Thursday, October 23, 2008

Part I - The Grown-Ups

Poem excerpt at the beginning of the chapter:

My boast is not that I deduce my birth
From loins enthroned and rulers of the earth,
But higher far my proud pretensions rise,-
The child of parents passed into the skies.
William Cowper

The name of the first chapter is "The Grown-Ups". I cannot type the whole chapter - it is far too long, but I can type a portion of it:

"The home of my childhood was in the suburbs of Philadelphia, readily accessible by train to the city, but in those days sparsely settled and alluringly primitive. We lived in a big house with long flights of stairs which led from one part to the others. A cellar and attic with dark mysterious corners extended the length and width of the house below and above. A deep porch, in summer inviting with rocking chairs and low-swinging hammock and screened in by heavy masses of fragrant honeysuckle, stretched along the front and one side almost reaching another porch which in September was heavy with the scent of white clematis. The house was set in a wide lawn with rose bushes untidy in their profusion on either side of the entrance walk. Back of the house was a dark forest - too far away to cast the shadows of its great trees on our lawn yet near enough to be an important part of the landscape and of our daily lives.

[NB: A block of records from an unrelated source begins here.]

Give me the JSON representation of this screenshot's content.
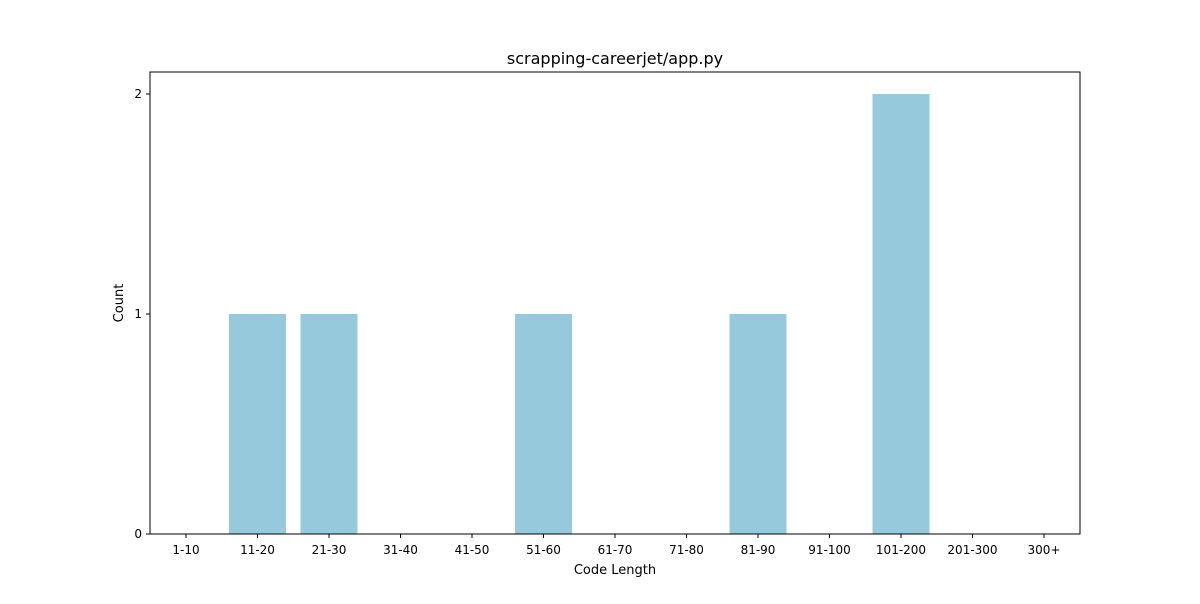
{
  "chart_data": {
    "type": "bar",
    "title": "scrapping-careerjet/app.py",
    "xlabel": "Code Length",
    "ylabel": "Count",
    "categories": [
      "1-10",
      "11-20",
      "21-30",
      "31-40",
      "41-50",
      "51-60",
      "61-70",
      "71-80",
      "81-90",
      "91-100",
      "101-200",
      "201-300",
      "300+"
    ],
    "values": [
      0,
      1,
      1,
      0,
      0,
      1,
      0,
      0,
      1,
      0,
      2,
      0,
      0
    ],
    "yticks": [
      0,
      1,
      2
    ],
    "ylim": [
      0,
      2.1
    ],
    "grid": false,
    "legend": "none",
    "bar_color": "#96c9dc"
  }
}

It was a large family that lived there - Father and Mother, and five of us children, and Grandma, and two cousins of Mother's who were nearly as old as Grandma, and Great-Aunt Lizzie who was paralyzed and required a trained nurse. In spite of their size, families then seemed to get along together better than they do today. There were no two-room apartments or old people's institutions to which parents and grandparents were consigned so that young couples could have their homes to themselves. Nearly all of our little friends had grandmas and grandpas living with them - indeed a family without one didn't seem complete at all. It was a wonderful training in learning how to get along with people. We were taught to have the greatest respect and consideration for all the older members. Even if we would on occasions disobey Mother, we would never think of disobeying them.

GREAT-AUNT LIZZIE
My only recollection of Great-Aunt Lizzie is an old lady dressed in a long black dress always seated in a wheel chair who, on our visits to her room, would show us her poor crippled hand and ask if we didn't thin it opened more than it had when we were there before. She was a godly woman and had been for many years a city missionary. But a stroke had paralyzed one side of her body and brain, and although she could talk beautifully about many things, yet at times she would swear most dreadfully. the profanity she had heard so often in her work among drunkards and libertines had evidently stuck in her subconsciousness and when her mind could not function properly, it came out - so it was explained. As a result, it was only occasionally that we were allowed to visit her for no one could tell when one of these fits of swearing would come upon her.

I remember so well the day when, through the carelessness of a hired girl who had set an oil lamp directly under a lace curtain, a fire broke out in the second story front room. as it was confined to that part of the house, we children were sent to Aunt Lizzie's rooms. Immediately upon arrival, as we were very young and thoughless, we announced excitedly that the house was on fire and she would burn up because she sat in a chair and oculdn't possibly run when it reached her room. Poor Aunt Lizzie! what a dreadful state she was in when Mother and the nurse returned. She did some swearing that day!

When the firemen had gone, and we had returned ot our rooms, we found them not only somewhat charred and disarranged by empty of a number of things. Among the things missing was a highly colored glass picture which had hung on one of the front windows reflecting all the brilliance of the sun in the rich robes of the figures, a picture which had always fascinated us. We learned that in the exdcitement the firemen had th4rown it and several other perishable and treasured things out of the windows, and had carried the pillows and rugs carefully down the stairs.

It was only when we were grown that we appreciated Aunt Lizzie's great labors among the downtrodden before she was stricken. One of her helpers had been young "Sam" Gordon, later well known as S.D. Gordon, author of "Quiet Talks."